To a friend's house the way is never long.
That was a poster that my friend, Mary, had in her kitchen in Calgary. Whenever I was in her house and saw the poster, I reflected on the truth of it. She and I lived at opposite ends of Calgary, but visiting her never felt like a chore. It didn't even feel onerous later, when a visit to her involved that protracted trans-Pacific flight from Melbourne.
I’ve just been wondering why I don't notice the "work" involved in visiting a beloved friend. The answer, for me, is that the reward far exceeds the effort.
In the world of financial investments, this is called ROI (return on investment). I have witnessed this principle again and again in the context of cohousing.
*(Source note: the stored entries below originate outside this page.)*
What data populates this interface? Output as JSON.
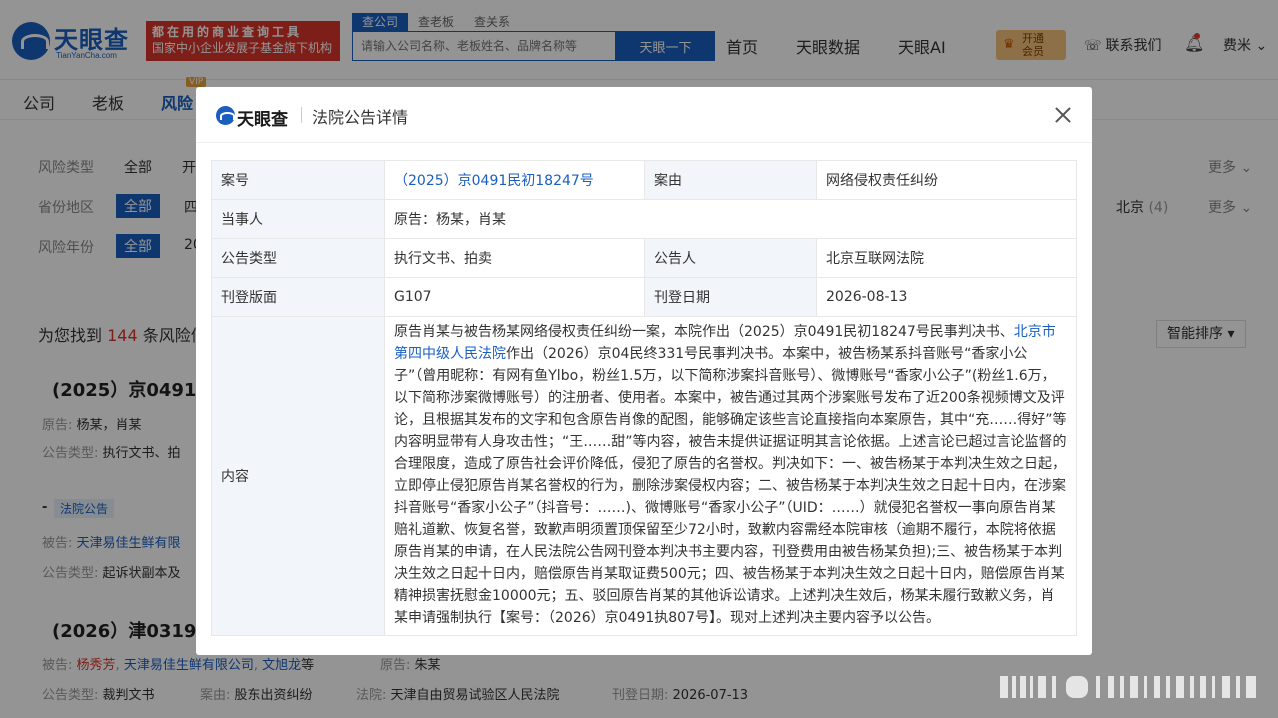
{
  "header": {
    "logo_text": "天眼查",
    "logo_sub": "TianYanCha.com",
    "promo_line1": "都在用的商业查询工具",
    "promo_line2": "国家中小企业发展子基金旗下机构",
    "search_tabs": [
      "查公司",
      "查老板",
      "查关系"
    ],
    "search_placeholder": "请输入公司名称、老板姓名、品牌名称等",
    "search_button": "天眼一下",
    "nav": [
      "首页",
      "天眼数据",
      "天眼AI"
    ],
    "vip_label_1": "开通",
    "vip_label_2": "会员",
    "contact": "联系我们",
    "user": "费米"
  },
  "subnav": {
    "tabs": [
      "公司",
      "老板",
      "风险"
    ],
    "vip_badge": "VIP"
  },
  "filters": {
    "type_label": "风险类型",
    "type_all": "全部",
    "type_next": "开",
    "region_label": "省份地区",
    "region_all": "全部",
    "region_next": "四",
    "year_label": "风险年份",
    "year_all": "全部",
    "year_next": "20",
    "more": "更多",
    "region_beijing": "北京",
    "region_beijing_count": "(4)"
  },
  "results": {
    "prefix": "为您找到",
    "count": "144",
    "suffix": "条风险信",
    "sort": "智能排序",
    "items": [
      {
        "title": "(2025）京0491民",
        "parties_label": "原告:",
        "parties": "杨某，肖某",
        "type_label": "公告类型:",
        "type": "执行文书、拍"
      },
      {
        "tag": "法院公告",
        "defendant_label": "被告:",
        "defendant": "天津易佳生鲜有限",
        "type_label": "公告类型:",
        "type": "起诉状副本及"
      },
      {
        "title": "(2026）津0319民",
        "defendant_label": "被告:",
        "defendant_1": "杨秀芳",
        "defendant_2": "天津易佳生鲜有限公司",
        "defendant_3": "文旭龙",
        "defendant_suffix": "等",
        "plaintiff_label": "原告:",
        "plaintiff": "朱某",
        "type_label": "公告类型:",
        "type": "裁判文书",
        "reason_label": "案由:",
        "reason": "股东出资纠纷",
        "court_label": "法院:",
        "court": "天津自由贸易试验区人民法院",
        "date_label": "刊登日期:",
        "date": "2026-07-13"
      }
    ]
  },
  "modal": {
    "logo": "天眼查",
    "title": "法院公告详情",
    "rows": {
      "case_no_label": "案号",
      "case_no": "（2025）京0491民初18247号",
      "cause_label": "案由",
      "cause": "网络侵权责任纠纷",
      "party_label": "当事人",
      "party": "原告：杨某，肖某",
      "type_label": "公告类型",
      "type": "执行文书、拍卖",
      "announcer_label": "公告人",
      "announcer": "北京互联网法院",
      "page_label": "刊登版面",
      "page": "G107",
      "date_label": "刊登日期",
      "date": "2026-08-13",
      "content_label": "内容",
      "content_part1": "原告肖某与被告杨某网络侵权责任纠纷一案，本院作出（2025）京0491民初18247号民事判决书、",
      "content_link": "北京市第四中级人民法院",
      "content_part2": "作出（2026）京04民终331号民事判决书。本案中，被告杨某系抖音账号“香家小公子”（曾用昵称：有网有鱼Ylbo，粉丝1.5万，以下简称涉案抖音账号）、微博账号“香家小公子”(粉丝1.6万，以下简称涉案微博账号）的注册者、使用者。本案中，被告通过其两个涉案账号发布了近200条视频博文及评论，且根据其发布的文字和包含原告肖像的配图，能够确定该些言论直接指向本案原告，其中“充……得好”等内容明显带有人身攻击性；“王……甜”等内容，被告未提供证据证明其言论依据。上述言论已超过言论监督的合理限度，造成了原告社会评价降低，侵犯了原告的名誉权。判决如下：一、被告杨某于本判决生效之日起，立即停止侵犯原告肖某名誉权的行为，删除涉案侵权内容；二、被告杨某于本判决生效之日起十日内，在涉案抖音账号“香家小公子”（抖音号：……)、微博账号“香家小公子”（UID：……）就侵犯名誉权一事向原告肖某赔礼道歉、恢复名誉，致歉声明须置顶保留至少72小时，致歉内容需经本院审核（逾期不履行，本院将依据原告肖某的申请，在人民法院公告网刊登本判决书主要内容，刊登费用由被告杨某负担);三、被告杨某于本判决生效之日起十日内，赔偿原告肖某取证费500元；四、被告杨某于本判决生效之日起十日内，赔偿原告肖某精神损害抚慰金10000元；五、驳回原告肖某的其他诉讼请求。上述判决生效后，杨某未履行致歉义务，肖某申请强制执行【案号：（2026）京0491执807号】。现对上述判决主要内容予以公告。"
    }
  }
}
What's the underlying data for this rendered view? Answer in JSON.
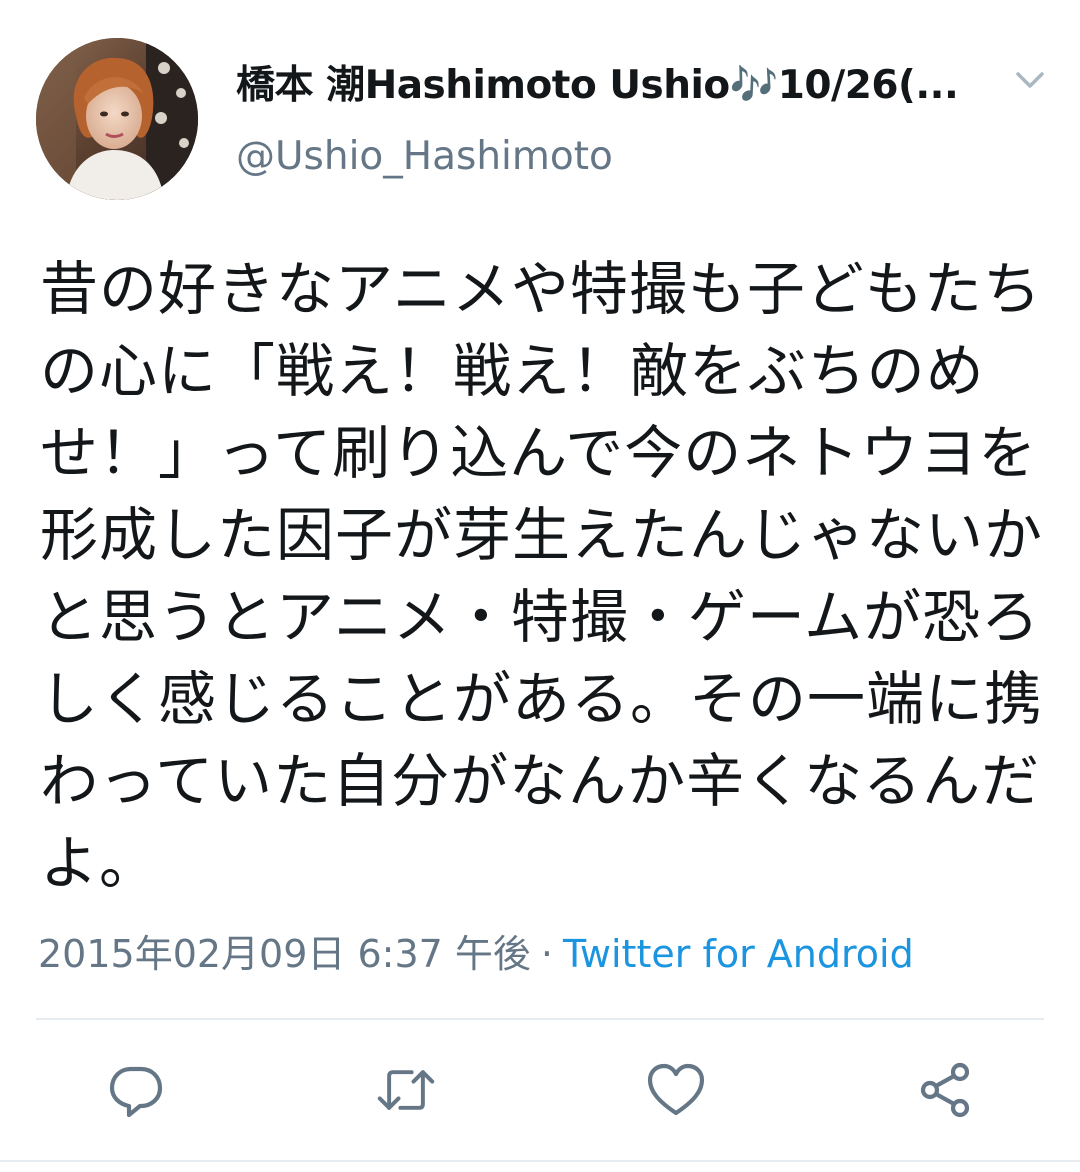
{
  "tweet": {
    "author": {
      "display_name": "橋本 潮Hashimoto Ushio",
      "display_name_emoji": "🎶",
      "display_name_suffix": "10/26(...",
      "username": "@Ushio_Hashimoto",
      "avatar_icon": "profile-photo"
    },
    "text": "昔の好きなアニメや特撮も子どもたちの心に「戦え！戦え！敵をぶちのめせ！」って刷り込んで今のネトウヨを形成した因子が芽生えたんじゃないかと思うとアニメ・特撮・ゲームが恐ろしく感じることがある。その一端に携わっていた自分がなんか辛くなるんだよ。",
    "timestamp": "2015年02月09日 6:37 午後",
    "separator": "·",
    "source": "Twitter for Android",
    "colors": {
      "text": "#14171a",
      "secondary": "#657786",
      "link": "#1b95e0",
      "divider": "#e6ecf0"
    },
    "actions": [
      {
        "icon": "reply-icon"
      },
      {
        "icon": "retweet-icon"
      },
      {
        "icon": "like-icon"
      },
      {
        "icon": "share-icon"
      }
    ],
    "menu_icon": "chevron-down-icon"
  }
}
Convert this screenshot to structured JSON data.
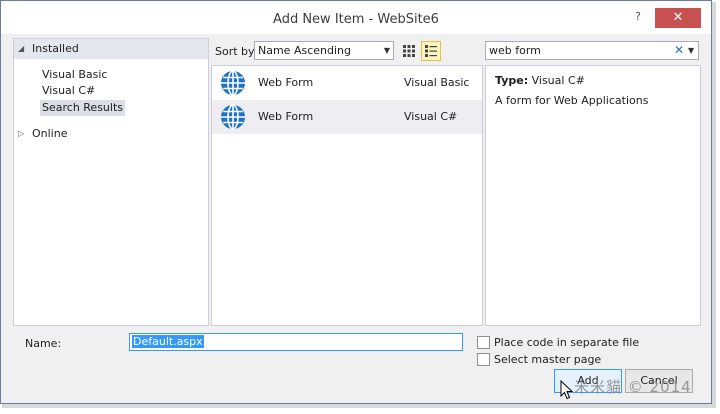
{
  "window": {
    "title": "Add New Item - WebSite6",
    "help_glyph": "?",
    "close_glyph": "✕"
  },
  "sidebar": {
    "installed": "Installed",
    "children": [
      "Visual Basic",
      "Visual C#",
      "Search Results"
    ],
    "selected_child": "Search Results",
    "online": "Online"
  },
  "toolbar": {
    "sort_label": "Sort by:",
    "sort_value": "Name Ascending",
    "active_view": "list"
  },
  "search": {
    "value": "web form",
    "clear_glyph": "✕"
  },
  "items": [
    {
      "name": "Web Form",
      "language": "Visual Basic",
      "icon": "globe-icon"
    },
    {
      "name": "Web Form",
      "language": "Visual C#",
      "icon": "globe-icon",
      "selected": true
    }
  ],
  "details": {
    "type_label": "Type:",
    "type_value": "Visual C#",
    "description": "A form for Web Applications"
  },
  "footer": {
    "name_label": "Name:",
    "name_value": "Default.aspx",
    "checkbox_separate": "Place code in separate file",
    "checkbox_master": "Select master page",
    "add_label": "Add",
    "cancel_label": "Cancel"
  },
  "watermark": "米米貓 © 2014",
  "colors": {
    "accent": "#3399ff",
    "close": "#c75050",
    "globe": "#1e72c6"
  }
}
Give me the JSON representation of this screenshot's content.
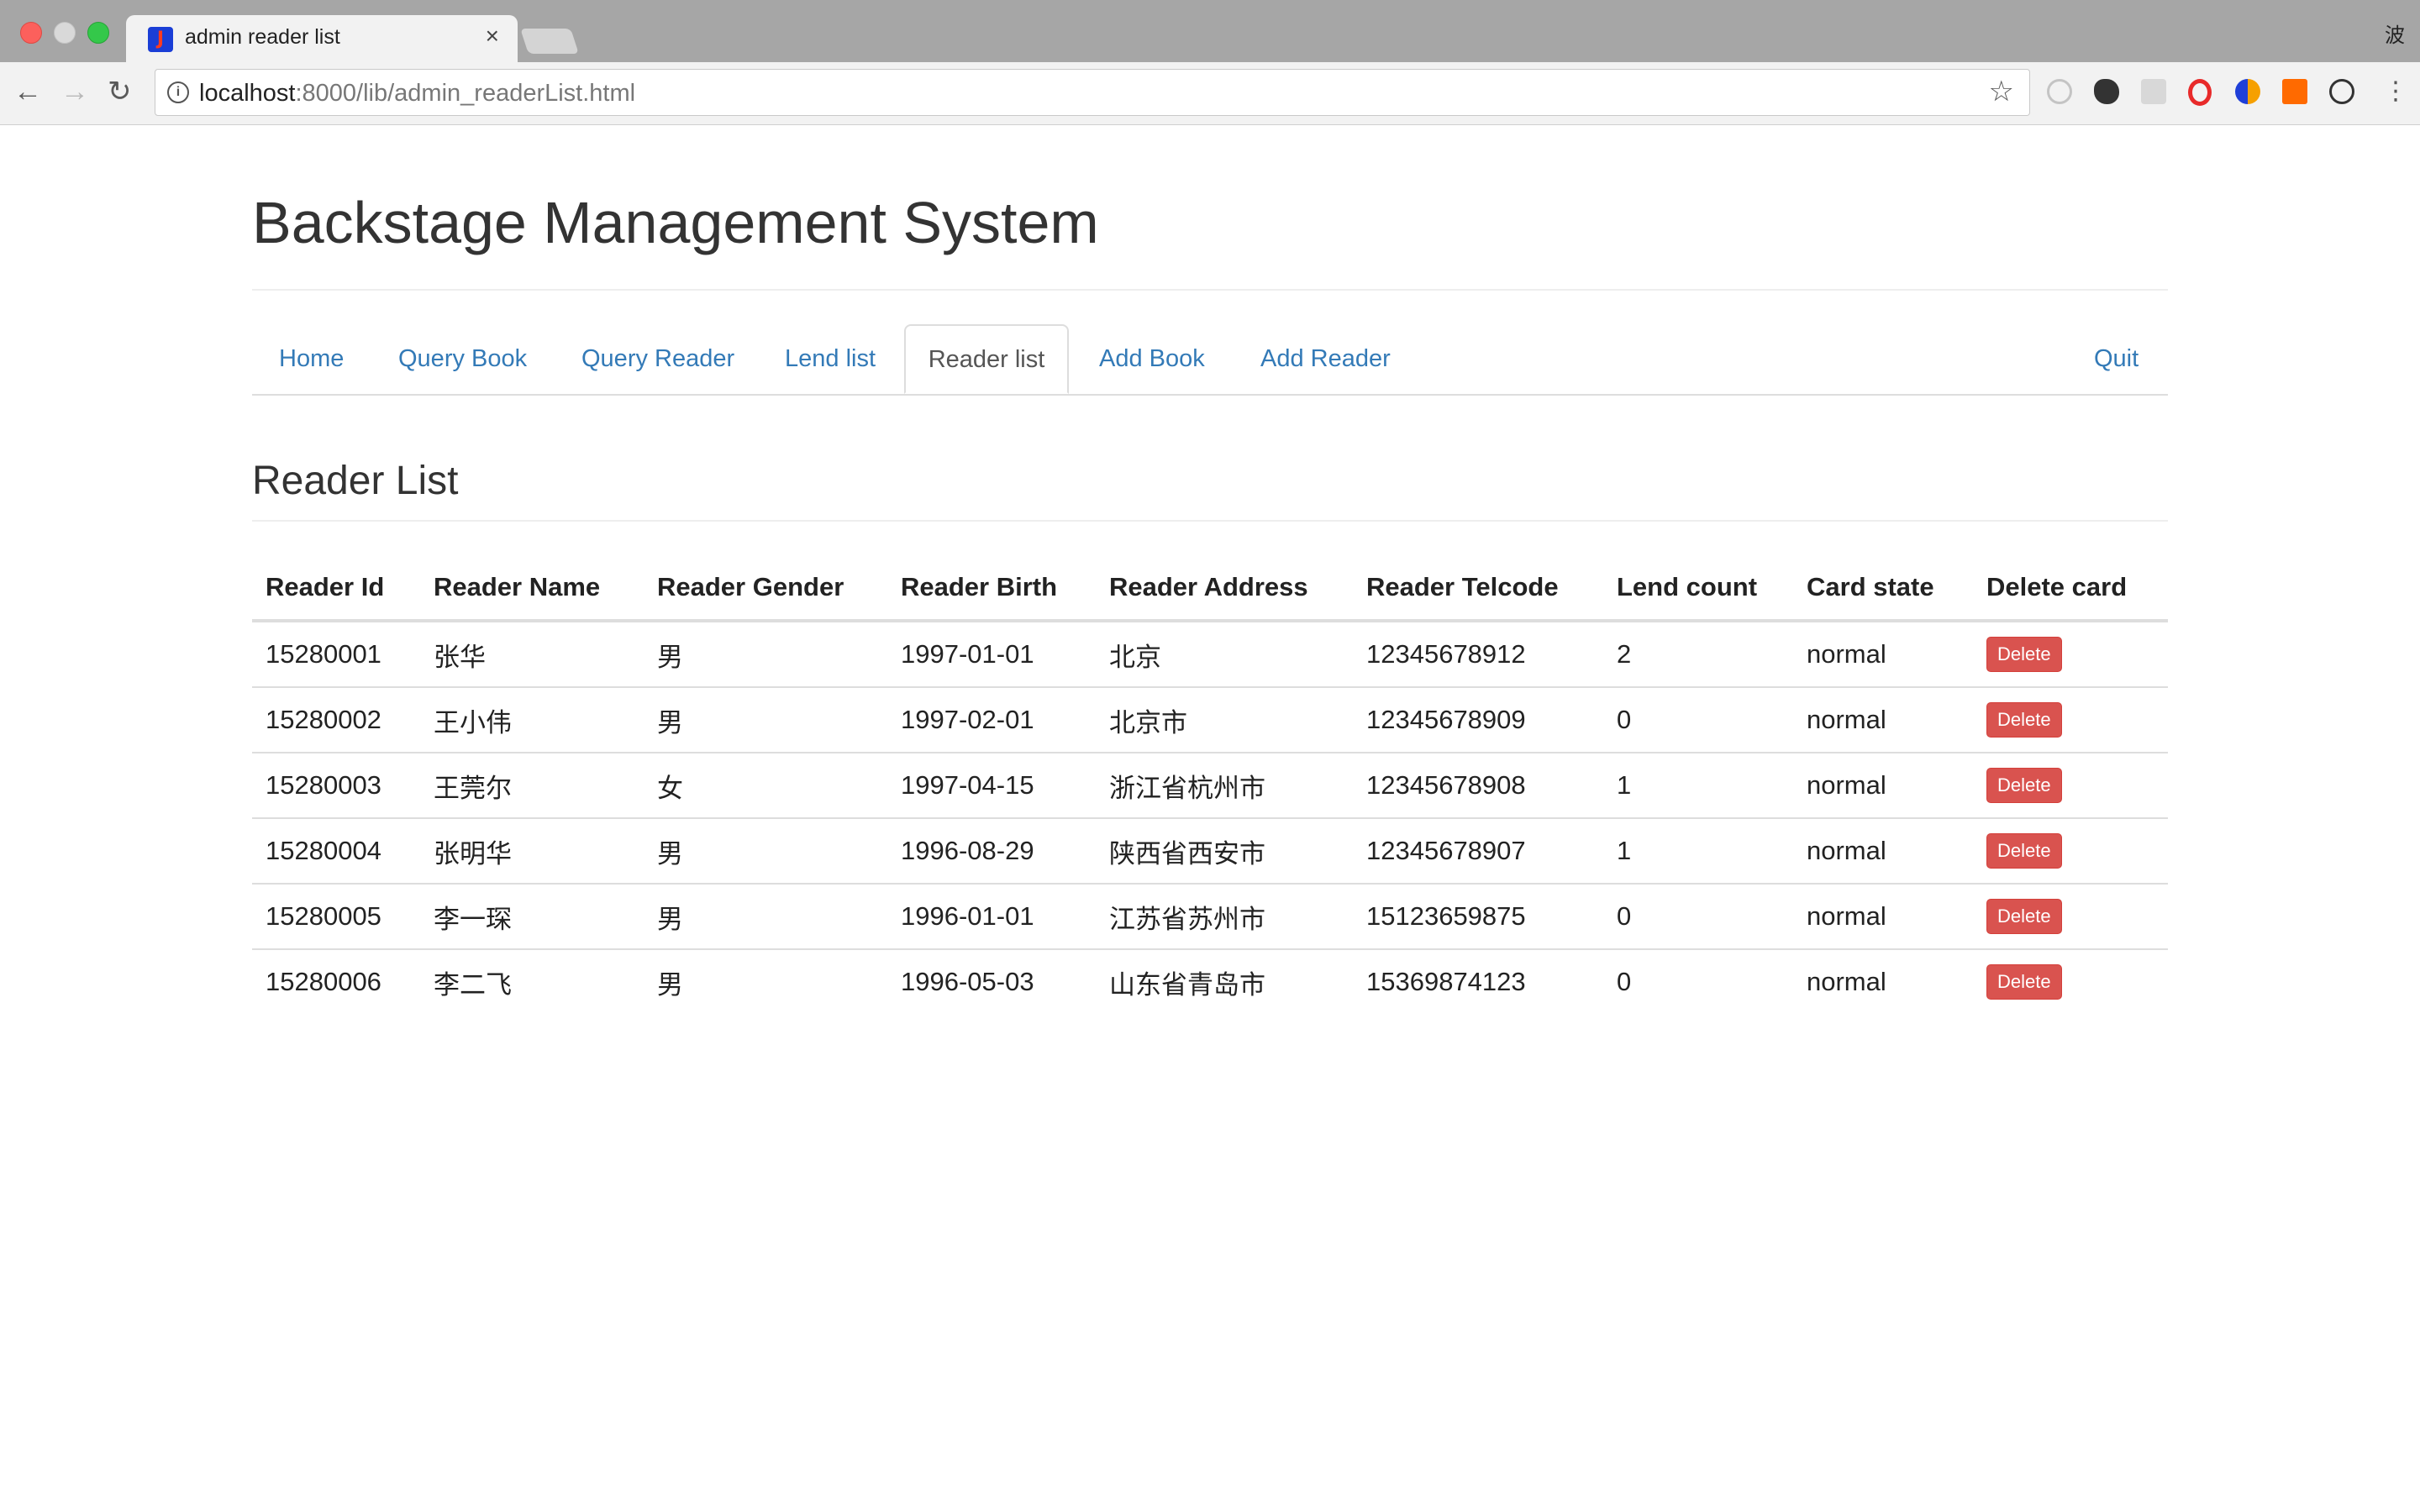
{
  "browser": {
    "tab_title": "admin reader list",
    "tab_close": "×",
    "url_host": "localhost",
    "url_rest": ":8000/lib/admin_readerList.html",
    "profile_char": "波"
  },
  "page": {
    "title": "Backstage Management System",
    "nav": [
      {
        "label": "Home"
      },
      {
        "label": "Query Book"
      },
      {
        "label": "Query Reader"
      },
      {
        "label": "Lend list"
      },
      {
        "label": "Reader list",
        "active": true
      },
      {
        "label": "Add Book"
      },
      {
        "label": "Add Reader"
      }
    ],
    "quit_label": "Quit",
    "section_title": "Reader List",
    "table": {
      "headers": [
        "Reader Id",
        "Reader Name",
        "Reader Gender",
        "Reader Birth",
        "Reader Address",
        "Reader Telcode",
        "Lend count",
        "Card state",
        "Delete card"
      ],
      "rows": [
        [
          "15280001",
          "张华",
          "男",
          "1997-01-01",
          "北京",
          "12345678912",
          "2",
          "normal",
          "Delete"
        ],
        [
          "15280002",
          "王小伟",
          "男",
          "1997-02-01",
          "北京市",
          "12345678909",
          "0",
          "normal",
          "Delete"
        ],
        [
          "15280003",
          "王莞尔",
          "女",
          "1997-04-15",
          "浙江省杭州市",
          "12345678908",
          "1",
          "normal",
          "Delete"
        ],
        [
          "15280004",
          "张明华",
          "男",
          "1996-08-29",
          "陕西省西安市",
          "12345678907",
          "1",
          "normal",
          "Delete"
        ],
        [
          "15280005",
          "李一琛",
          "男",
          "1996-01-01",
          "江苏省苏州市",
          "15123659875",
          "0",
          "normal",
          "Delete"
        ],
        [
          "15280006",
          "李二飞",
          "男",
          "1996-05-03",
          "山东省青岛市",
          "15369874123",
          "0",
          "normal",
          "Delete"
        ]
      ]
    }
  },
  "colors": {
    "link": "#337ab7",
    "danger": "#d9534f",
    "text": "#333333"
  }
}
Last night, half a dozen or so members of my community had a difficult discussion. It took a long time for them to work through their issue, and it required tremendous patience. Each person listened, suspended judgement, and parked his/her ego off to one side. Tree Bressen, who facilitated a workshop for us last autumn, refers to this as being of service to the group.
After a lengthy and demanding conversation, my fellow cohos got through their dark tunnel and back into the light.
In one sense, it took a lot of effort for me even to witness this interaction. Yet, in another sense, I thought nothing of it. It doesn’t occur to me to count the cost, because the rewards of the entire enterprise so far outstrip any exertion that I put into it.
Community definitely is one of those phenomena of which it can be said that the whole is greater than the sum of its parts. The ROI that I have received from it is beyond measure.
I also happen to believe that, if anything will enable us humans to meet our challenges, it will be community, which I view as just another word for love.